Formoterol is indicated for:

  1. Asthma:
    • Maintenance therapy in combination with inhaled corticosteroids (ICS).
    • Symptom relief in mild asthma (as part of a single maintenance and reliever therapy, SMART regimen).
  2. Chronic Obstructive Pulmonary Disease (COPD):
    • Maintenance therapy to improve lung function and reduce exacerbations.
  3. Exercise-Induced Bronchoconstriction:
    • Prophylaxis before exercise.

Adults and Adolescents (≥12 years):

  • Asthma/COPD: 6–12 mcg twice daily via inhalation.
  • SMART Regimen: 6 mcg as needed for symptom relief (max 72 mcg/day).
  • Exercise-Induced Bronchoconstriction: 6–12 mcg 15 minutes before exercise.

Children (6–11 years):

  • Asthma: 6 mcg twice daily (max 12 mcg/day).

Special Populations:

  • Renal/Hepatic Impairment: No dose adjustment required.
  • Elderly: Use with caution; monitor for cardiovascular effects.
  • Common: Tremor, headache, palpitations, muscle cramps.
  • Serious:
    • Cardiovascular: Tachycardia, arrhythmias, angina.
    • Hypokalemia: Due to intracellular potassium shift.
    • Paradoxical Bronchospasm: Rare; discontinue if occurs.
    • Allergic Reactions: Rash, angioedema.
  1. Asthma Mortality Risk:
    • LABAs should always be used with ICS in asthma to reduce the risk of severe exacerbations.
  2. Cardiovascular Disease:
    • Use with caution in patients with arrhythmias, ischemic heart disease, or hypertension.
  3. Diabetes:
    • May increase blood glucose levels; monitor in diabetics.
  4. Pregnancy/Lactation:
    • Category C: Use only if benefits outweigh risks.
    • Excreted in breast milk; avoid breastfeeding.

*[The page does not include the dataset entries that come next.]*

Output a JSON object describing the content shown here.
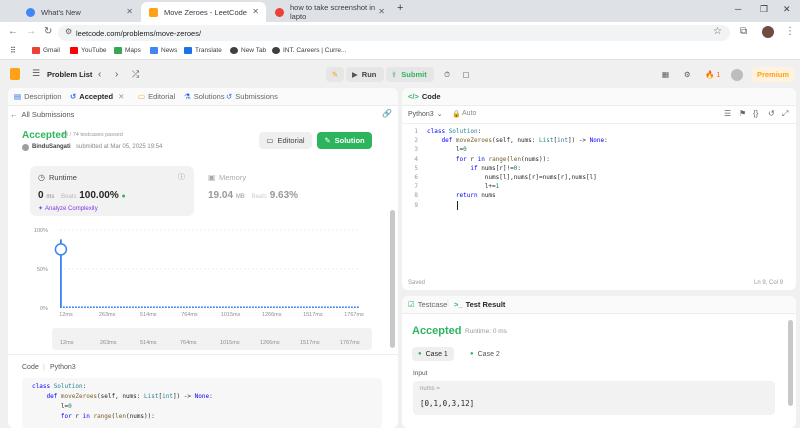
{
  "browser": {
    "tabs": [
      {
        "title": "What's New"
      },
      {
        "title": "Move Zeroes - LeetCode"
      },
      {
        "title": "how to take screenshot in lapto"
      }
    ],
    "new_tab_symbol": "+",
    "url": "leetcode.com/problems/move-zeroes/",
    "bookmarks": [
      "Gmail",
      "YouTube",
      "Maps",
      "News",
      "Translate",
      "New Tab",
      "INT. Careers | Curre..."
    ]
  },
  "lc_nav": {
    "problem_list": "Problem List",
    "run": "Run",
    "submit": "Submit",
    "streak": "1",
    "premium": "Premium"
  },
  "left_panel": {
    "tabs": [
      "Description",
      "Accepted",
      "Editorial",
      "Solutions",
      "Submissions"
    ],
    "back_label": "All Submissions",
    "status": "Accepted",
    "testcases": "74 / 74 testcases passed",
    "user": "BinduSangati",
    "submitted_at": "submitted at Mar 05, 2025 19:54",
    "editorial_btn": "Editorial",
    "solution_btn": "Solution",
    "runtime": {
      "label": "Runtime",
      "value": "0",
      "unit": "ms",
      "beats_label": "Beats",
      "beats": "100.00%"
    },
    "analyze": "Analyze Complexity",
    "memory": {
      "label": "Memory",
      "value": "19.04",
      "unit": "MB",
      "beats_label": "Beats",
      "beats": "9.63%"
    },
    "code_label": "Code",
    "code_lang": "Python3",
    "code_preview": [
      "class Solution:",
      "    def moveZeroes(self, nums: List[int]) -> None:",
      "        l=0",
      "        for r in range(len(nums)):"
    ]
  },
  "chart_data": {
    "type": "bar",
    "title": "",
    "xlabel": "",
    "ylabel": "",
    "y_ticks": [
      "100%",
      "50%",
      "0%"
    ],
    "ylim": [
      0,
      100
    ],
    "x_ticks": [
      "12ms",
      "263ms",
      "514ms",
      "764ms",
      "1015ms",
      "1266ms",
      "1517ms",
      "1767ms"
    ],
    "series": [
      {
        "values": [
          88,
          2,
          2,
          2,
          2,
          2,
          2,
          2,
          2,
          2,
          2,
          2,
          2,
          2,
          2,
          2,
          2,
          2,
          2,
          2,
          2,
          2,
          2,
          2,
          2,
          2,
          2,
          2,
          2,
          2,
          2,
          2,
          2,
          2,
          2,
          2,
          2,
          2,
          2,
          2,
          2,
          2,
          2,
          2,
          2,
          2,
          2,
          2,
          2,
          2,
          2,
          2,
          2,
          2,
          2,
          2,
          2,
          2,
          2,
          2,
          2,
          2,
          2,
          2,
          2,
          2,
          2,
          2,
          2,
          2,
          2,
          2,
          2,
          2,
          2,
          2,
          2,
          2,
          2,
          2,
          2,
          2,
          2,
          2,
          2,
          2,
          2,
          2,
          2,
          2,
          2,
          2,
          2,
          2,
          2,
          2,
          2,
          2,
          2,
          2
        ]
      }
    ],
    "highlight_index": 0,
    "grid": true
  },
  "code_panel": {
    "title": "Code",
    "lang": "Python3",
    "auto": "Auto",
    "lines": [
      "class Solution:",
      "    def moveZeroes(self, nums: List[int]) -> None:",
      "        l=0",
      "        for r in range(len(nums)):",
      "            if nums[r]!=0:",
      "                nums[l],nums[r]=nums[r],nums[l]",
      "                l+=1",
      "        return nums",
      ""
    ],
    "saved": "Saved",
    "cursor": "Ln 9, Col 9"
  },
  "test_panel": {
    "tab_testcase": "Testcase",
    "tab_result": "Test Result",
    "status": "Accepted",
    "runtime": "Runtime: 0 ms",
    "cases": [
      "Case 1",
      "Case 2"
    ],
    "input_label": "Input",
    "var_name": "nums =",
    "var_value": "[0,1,0,3,12]"
  },
  "colors": {
    "accent_green": "#2db55d",
    "orange": "#ffa116",
    "premium": "#ffa116",
    "bar_blue": "#3b82f6"
  }
}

Formoterol interacts with:

  • Beta-Blockers:
    • Non-selective beta-blockers (e.g., propranolol) antagonize bronchodilatory effects.
  • Diuretics:
    • Increased risk of hypokalemia with loop or thiazide diuretics.
  • Xanthines (e.g., theophylline):
    • Increased risk of hypokalemia and arrhythmias.
  • Corticosteroids:
    • Enhanced hypokalemic effect.
  • QT-Prolonging Drugs:
    • Antiarrhythmics (e.g., amiodarone), macrolides (e.g., azithromycin) – additive risk of arrhythmias.
  • Generic: Formoterol fumarate.
  • Brand Names: Oxis (single agent), Symbicort (combination with budesonide), Foradil.